Lucasfilm, at least, seems to aware of the potential there: Amid a recent info-dump of news regarding upcoming and prospectively-upcoming projects were the first ever concrete indications that features based around Yoda and Jabba The Hutt were under consideration for the spinoff slate. It's easy to see why those characters would be tantalizing both the fans and Disney executives; they're among the most beloved supporting figures in the franchise, and they fit nicely into easily-imagined movie types: The Japanese "Jidaigeki" ("period drama") genre that Star Wars has always drawn heavily from (hence "Jedi") is filled with popular films about elderly, diminutive or otherwise "unexpectedly" skillful Samurai warriors - a role that Yoda was already deliberately designed to evoke. The world (or, rather, underworld) of The Hutts is potentially even more ripe for exploration: A Star Wars gangster movie? Scarface with blasters? Goodfellas with aliens? The Godfather, but with people being fed to Rancors?

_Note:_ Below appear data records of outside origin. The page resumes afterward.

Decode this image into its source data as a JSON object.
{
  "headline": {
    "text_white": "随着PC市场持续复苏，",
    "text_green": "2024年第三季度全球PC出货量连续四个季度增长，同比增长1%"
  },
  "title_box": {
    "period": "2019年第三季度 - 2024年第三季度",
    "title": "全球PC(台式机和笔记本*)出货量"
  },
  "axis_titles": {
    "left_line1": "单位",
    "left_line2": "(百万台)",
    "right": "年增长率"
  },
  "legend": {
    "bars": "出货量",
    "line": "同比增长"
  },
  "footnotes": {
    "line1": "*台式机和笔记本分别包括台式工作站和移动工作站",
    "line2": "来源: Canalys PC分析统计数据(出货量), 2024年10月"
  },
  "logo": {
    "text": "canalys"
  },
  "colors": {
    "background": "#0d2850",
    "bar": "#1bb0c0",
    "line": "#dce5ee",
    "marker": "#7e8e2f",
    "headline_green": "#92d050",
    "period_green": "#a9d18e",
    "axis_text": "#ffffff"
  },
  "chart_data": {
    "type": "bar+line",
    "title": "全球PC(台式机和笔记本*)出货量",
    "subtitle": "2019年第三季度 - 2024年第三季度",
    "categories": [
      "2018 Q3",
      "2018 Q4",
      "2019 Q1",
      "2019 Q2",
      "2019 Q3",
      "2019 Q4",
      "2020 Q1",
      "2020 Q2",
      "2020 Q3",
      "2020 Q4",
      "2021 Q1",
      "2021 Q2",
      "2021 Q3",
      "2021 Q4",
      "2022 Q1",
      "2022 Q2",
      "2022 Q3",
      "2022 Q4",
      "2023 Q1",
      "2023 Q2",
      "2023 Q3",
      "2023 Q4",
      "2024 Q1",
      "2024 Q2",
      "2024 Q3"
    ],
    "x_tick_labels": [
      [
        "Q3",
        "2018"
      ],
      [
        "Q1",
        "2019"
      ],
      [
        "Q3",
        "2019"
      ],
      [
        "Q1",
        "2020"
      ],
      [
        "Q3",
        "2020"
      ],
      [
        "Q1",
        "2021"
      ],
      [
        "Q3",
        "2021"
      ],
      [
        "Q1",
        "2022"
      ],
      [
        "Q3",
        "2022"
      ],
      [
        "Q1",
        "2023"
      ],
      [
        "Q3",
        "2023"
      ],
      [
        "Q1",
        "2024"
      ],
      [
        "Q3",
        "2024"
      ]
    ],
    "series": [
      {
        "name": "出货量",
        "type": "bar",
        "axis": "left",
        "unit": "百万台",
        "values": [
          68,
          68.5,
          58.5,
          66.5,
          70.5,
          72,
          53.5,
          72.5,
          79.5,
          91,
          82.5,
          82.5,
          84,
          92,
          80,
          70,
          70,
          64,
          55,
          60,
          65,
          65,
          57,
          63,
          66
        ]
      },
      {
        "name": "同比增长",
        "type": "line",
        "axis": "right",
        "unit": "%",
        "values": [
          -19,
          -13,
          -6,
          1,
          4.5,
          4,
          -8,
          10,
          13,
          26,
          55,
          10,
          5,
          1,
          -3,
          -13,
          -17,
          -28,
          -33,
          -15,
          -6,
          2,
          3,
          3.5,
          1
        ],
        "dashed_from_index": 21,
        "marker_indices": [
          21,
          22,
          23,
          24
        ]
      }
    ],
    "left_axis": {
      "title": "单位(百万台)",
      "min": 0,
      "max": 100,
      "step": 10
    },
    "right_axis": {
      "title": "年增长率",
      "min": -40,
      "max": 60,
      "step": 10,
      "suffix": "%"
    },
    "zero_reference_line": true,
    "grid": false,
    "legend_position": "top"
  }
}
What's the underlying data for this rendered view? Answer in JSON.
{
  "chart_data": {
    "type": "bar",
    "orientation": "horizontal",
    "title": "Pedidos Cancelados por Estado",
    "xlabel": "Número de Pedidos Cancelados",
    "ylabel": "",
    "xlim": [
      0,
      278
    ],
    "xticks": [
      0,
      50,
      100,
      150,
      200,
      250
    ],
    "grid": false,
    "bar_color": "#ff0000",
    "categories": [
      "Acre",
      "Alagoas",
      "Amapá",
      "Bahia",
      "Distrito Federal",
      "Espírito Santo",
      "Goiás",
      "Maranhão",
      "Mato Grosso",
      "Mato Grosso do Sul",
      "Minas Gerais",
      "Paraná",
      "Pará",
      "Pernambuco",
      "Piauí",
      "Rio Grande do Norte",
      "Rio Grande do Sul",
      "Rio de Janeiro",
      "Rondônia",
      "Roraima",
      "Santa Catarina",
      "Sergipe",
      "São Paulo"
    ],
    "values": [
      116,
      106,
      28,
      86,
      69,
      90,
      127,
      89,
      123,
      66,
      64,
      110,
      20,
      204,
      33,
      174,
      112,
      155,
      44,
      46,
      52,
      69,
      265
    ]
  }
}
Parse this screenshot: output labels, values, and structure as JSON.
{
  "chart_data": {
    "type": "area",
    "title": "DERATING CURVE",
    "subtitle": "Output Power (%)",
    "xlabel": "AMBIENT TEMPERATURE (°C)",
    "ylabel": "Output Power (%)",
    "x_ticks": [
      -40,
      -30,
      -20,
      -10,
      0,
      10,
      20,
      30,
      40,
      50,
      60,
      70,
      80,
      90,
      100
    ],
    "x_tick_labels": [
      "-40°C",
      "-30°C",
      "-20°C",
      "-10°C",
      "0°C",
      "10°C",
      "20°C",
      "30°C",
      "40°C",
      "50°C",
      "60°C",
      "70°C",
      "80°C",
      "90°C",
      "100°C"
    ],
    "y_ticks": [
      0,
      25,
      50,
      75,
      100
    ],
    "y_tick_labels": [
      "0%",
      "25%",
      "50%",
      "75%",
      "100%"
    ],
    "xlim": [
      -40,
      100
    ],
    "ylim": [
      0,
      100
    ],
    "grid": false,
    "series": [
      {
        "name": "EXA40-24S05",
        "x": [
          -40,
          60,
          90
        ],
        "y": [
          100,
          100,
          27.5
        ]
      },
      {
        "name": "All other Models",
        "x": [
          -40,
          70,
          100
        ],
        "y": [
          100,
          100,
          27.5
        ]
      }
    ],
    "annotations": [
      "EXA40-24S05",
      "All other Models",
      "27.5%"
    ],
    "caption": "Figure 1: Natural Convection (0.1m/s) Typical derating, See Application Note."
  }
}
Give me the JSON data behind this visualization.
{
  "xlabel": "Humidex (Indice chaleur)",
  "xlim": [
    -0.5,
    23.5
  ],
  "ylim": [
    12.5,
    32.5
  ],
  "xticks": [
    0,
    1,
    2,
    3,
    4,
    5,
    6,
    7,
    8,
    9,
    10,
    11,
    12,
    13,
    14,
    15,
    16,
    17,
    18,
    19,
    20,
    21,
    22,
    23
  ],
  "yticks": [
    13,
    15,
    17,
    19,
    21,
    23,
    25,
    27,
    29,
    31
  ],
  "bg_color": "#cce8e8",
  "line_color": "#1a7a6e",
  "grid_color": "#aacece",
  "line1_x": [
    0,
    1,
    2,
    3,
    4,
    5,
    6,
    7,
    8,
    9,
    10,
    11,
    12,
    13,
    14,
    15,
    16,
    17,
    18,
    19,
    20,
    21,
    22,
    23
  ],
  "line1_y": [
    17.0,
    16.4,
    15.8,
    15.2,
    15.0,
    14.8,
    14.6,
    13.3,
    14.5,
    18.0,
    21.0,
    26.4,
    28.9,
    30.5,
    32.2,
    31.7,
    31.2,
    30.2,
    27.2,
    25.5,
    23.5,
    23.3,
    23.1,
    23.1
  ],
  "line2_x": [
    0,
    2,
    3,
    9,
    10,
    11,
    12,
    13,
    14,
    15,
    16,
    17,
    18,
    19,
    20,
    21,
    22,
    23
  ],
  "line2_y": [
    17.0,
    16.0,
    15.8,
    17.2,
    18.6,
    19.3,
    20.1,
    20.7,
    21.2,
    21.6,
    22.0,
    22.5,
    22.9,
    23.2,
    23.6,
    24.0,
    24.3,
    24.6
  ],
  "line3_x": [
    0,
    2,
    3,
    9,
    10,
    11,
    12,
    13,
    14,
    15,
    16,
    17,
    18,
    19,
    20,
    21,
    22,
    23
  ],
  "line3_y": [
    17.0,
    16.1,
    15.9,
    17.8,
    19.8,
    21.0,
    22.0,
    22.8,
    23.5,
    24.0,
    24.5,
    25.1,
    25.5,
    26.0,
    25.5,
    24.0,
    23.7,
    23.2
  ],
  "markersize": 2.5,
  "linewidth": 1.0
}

But as popular as these characters are and as eager as many fans would be to see their solo/spinoff movies, the fact remains that Star Wars has never featured a non-human character in a leading role. Yes, characters like Chewbacca, C-3PO and R2D2, Jar-Jar Binks and Yoda have been long prominent; but they are all ultimately "supporting regulars." Yes, the only two Star Wars spinoffs made prior to the Disney acquisition, The Ewok Adventure and Ewoks: The Battle For Endor, were centered on the titular aliens from Return of The Jedi; but both featured human main characters driving the storylines. Would the powers behind the Star Wars movies ever fully commit to taking the next step and making one of their non-human characters the center of their own movie?